I cut off my own first words, which were "New Bedford Fortnight.

Monday, December 12, 2016

Nautical Town

A banker once told me that a loan for a house in New Bedford would be difficult because it is not near the water. Being a geographer, I showed her a map. We did not end up with that house anyway, but continued to enjoy visits to Whaling City.

Recently a friend shared this much earlier (1876) map of New Bedford, which shows that not only is it near the water, but that water is the whole point of New Bedford. It is a kind of lithograph that was common at the time, often used to promote cities by presenting idealized versions of them (see Cities on Stone by John Reps for many great examples).
Click map to enlarge
So these maps may be imperfect records, but they do reveal a lot about nineteenth-century urban places. This one reveals the importance of both manufacturing and nautical trade at the time -- during the overlap between the age of sail and the age of steam. Note that a rather sophisticated draw bridge was already in place (as it is 140 years later), signaling the importance of both rail and sea in the development of the city.

During our New Bedford Fortnight class, we will have the chance to explore this and many other printed maps of the city and its surroundings; today's geography is very much shaped by geographies of the past!

Back to the banker...
A year later, the same banker facilitated a loan for a house in Fairhaven, without checking for its water proximity. Perhaps she knew about views like this one, which I took after a morning row in the harbor shared by these nautical municipalities.
Fairhaven waterfront, December 2016
Foreground: Pope's Island Marina in New Bedford'

Monday, November 14, 2016

Gateway Cities

Massachusetts has 351 cities and towns, the largest and best-known of course being Boston -- sometimes called the Hub of the Universe, and certainly the hub of New England.  Most of the 351 are of similar spatial extent, but populations range from under 1,000 to about 20,000 for the vast majority.

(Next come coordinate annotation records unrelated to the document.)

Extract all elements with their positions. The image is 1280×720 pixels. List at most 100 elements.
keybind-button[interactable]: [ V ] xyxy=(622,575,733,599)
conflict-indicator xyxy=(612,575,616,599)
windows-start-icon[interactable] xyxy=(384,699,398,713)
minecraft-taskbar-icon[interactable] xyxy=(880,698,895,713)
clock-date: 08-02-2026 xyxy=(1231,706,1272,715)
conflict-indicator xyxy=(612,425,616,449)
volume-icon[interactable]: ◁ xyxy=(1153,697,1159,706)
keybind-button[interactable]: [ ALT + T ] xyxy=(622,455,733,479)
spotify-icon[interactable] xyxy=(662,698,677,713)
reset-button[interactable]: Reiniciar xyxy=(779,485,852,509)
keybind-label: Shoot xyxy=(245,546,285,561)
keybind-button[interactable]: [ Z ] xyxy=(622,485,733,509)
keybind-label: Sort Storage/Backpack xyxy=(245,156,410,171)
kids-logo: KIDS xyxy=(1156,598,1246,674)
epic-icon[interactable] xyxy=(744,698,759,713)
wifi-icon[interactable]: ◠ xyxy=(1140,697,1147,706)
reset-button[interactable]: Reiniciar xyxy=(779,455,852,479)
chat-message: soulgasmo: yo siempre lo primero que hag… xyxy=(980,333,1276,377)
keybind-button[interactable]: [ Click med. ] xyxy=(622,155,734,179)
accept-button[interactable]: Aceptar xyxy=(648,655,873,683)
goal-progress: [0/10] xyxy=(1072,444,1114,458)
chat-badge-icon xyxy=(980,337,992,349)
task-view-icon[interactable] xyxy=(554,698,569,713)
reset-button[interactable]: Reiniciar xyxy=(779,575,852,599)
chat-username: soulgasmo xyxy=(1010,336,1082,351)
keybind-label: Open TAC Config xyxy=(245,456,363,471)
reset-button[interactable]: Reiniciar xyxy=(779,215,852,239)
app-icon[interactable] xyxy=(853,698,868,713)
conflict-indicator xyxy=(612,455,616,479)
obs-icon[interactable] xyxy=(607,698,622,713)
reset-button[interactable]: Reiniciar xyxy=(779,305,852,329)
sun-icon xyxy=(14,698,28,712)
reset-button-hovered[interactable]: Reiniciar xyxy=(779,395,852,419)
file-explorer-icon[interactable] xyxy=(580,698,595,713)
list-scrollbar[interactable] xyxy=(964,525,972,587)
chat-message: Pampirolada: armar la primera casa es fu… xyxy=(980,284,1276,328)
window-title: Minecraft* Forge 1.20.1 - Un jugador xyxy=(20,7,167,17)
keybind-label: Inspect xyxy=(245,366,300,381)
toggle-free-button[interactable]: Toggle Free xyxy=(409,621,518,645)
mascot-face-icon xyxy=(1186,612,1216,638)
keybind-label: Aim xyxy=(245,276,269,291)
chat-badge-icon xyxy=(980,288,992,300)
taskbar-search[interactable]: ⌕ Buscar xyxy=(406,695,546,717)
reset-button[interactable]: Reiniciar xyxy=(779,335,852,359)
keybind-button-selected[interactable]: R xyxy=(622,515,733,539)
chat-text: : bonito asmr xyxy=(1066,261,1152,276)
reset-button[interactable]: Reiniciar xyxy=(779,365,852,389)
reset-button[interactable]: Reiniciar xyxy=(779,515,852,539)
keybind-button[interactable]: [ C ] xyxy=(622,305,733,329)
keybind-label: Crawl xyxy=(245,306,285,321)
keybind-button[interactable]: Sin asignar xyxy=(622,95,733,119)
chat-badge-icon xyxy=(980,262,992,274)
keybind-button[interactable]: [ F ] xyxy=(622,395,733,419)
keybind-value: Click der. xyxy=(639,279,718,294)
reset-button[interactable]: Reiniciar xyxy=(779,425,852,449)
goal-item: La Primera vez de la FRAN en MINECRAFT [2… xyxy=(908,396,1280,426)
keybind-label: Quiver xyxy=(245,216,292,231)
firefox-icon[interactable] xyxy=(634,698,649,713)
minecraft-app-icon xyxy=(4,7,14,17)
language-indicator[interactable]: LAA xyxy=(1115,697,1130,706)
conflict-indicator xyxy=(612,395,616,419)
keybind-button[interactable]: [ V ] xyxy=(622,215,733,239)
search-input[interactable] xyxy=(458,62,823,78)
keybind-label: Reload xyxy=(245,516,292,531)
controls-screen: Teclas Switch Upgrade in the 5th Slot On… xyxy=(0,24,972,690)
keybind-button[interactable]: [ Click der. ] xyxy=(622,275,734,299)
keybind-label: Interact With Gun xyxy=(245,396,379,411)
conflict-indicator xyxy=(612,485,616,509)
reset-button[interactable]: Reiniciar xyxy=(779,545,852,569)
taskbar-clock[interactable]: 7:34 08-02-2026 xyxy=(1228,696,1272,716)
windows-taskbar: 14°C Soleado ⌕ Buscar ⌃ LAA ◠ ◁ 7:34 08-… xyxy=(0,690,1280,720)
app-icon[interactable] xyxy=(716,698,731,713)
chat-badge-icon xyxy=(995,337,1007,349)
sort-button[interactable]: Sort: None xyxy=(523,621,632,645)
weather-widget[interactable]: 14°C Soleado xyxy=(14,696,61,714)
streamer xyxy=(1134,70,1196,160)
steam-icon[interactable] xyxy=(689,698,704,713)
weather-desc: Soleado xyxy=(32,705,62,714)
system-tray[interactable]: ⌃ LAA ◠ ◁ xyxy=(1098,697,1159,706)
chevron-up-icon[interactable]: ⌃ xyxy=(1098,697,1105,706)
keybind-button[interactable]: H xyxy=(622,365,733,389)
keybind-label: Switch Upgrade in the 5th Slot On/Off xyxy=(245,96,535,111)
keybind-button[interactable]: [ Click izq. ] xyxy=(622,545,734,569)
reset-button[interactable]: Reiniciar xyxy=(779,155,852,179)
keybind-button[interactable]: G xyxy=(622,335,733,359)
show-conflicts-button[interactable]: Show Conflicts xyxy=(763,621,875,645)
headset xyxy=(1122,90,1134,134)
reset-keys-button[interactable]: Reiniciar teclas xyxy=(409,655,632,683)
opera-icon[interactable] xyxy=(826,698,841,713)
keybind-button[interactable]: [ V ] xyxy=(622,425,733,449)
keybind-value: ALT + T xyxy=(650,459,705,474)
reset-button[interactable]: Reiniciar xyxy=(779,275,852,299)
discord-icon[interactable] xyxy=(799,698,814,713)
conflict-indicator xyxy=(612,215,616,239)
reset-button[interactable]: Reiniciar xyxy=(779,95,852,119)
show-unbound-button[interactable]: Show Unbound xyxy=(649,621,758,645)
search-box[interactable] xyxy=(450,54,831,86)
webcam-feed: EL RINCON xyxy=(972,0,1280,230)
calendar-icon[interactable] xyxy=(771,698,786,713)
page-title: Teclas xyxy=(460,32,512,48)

About a dozen of the cities, though, are a bit bigger, and serve as local hubs. These are called Gateway Cities because each is the point of entry for a region of surrounding towns. In terms of cultural activities and economic activities, these gateways are crucial, and they have been the subject of considerable concern in recent years.

A new report from Rockland Trust Bank presents a bit of good news from each of 11 Gateway Cities. Problems persist in all of them, but positive, focused attention seems to be paying off as well. This is the context within which our New Bedford Fortnight learning will take place.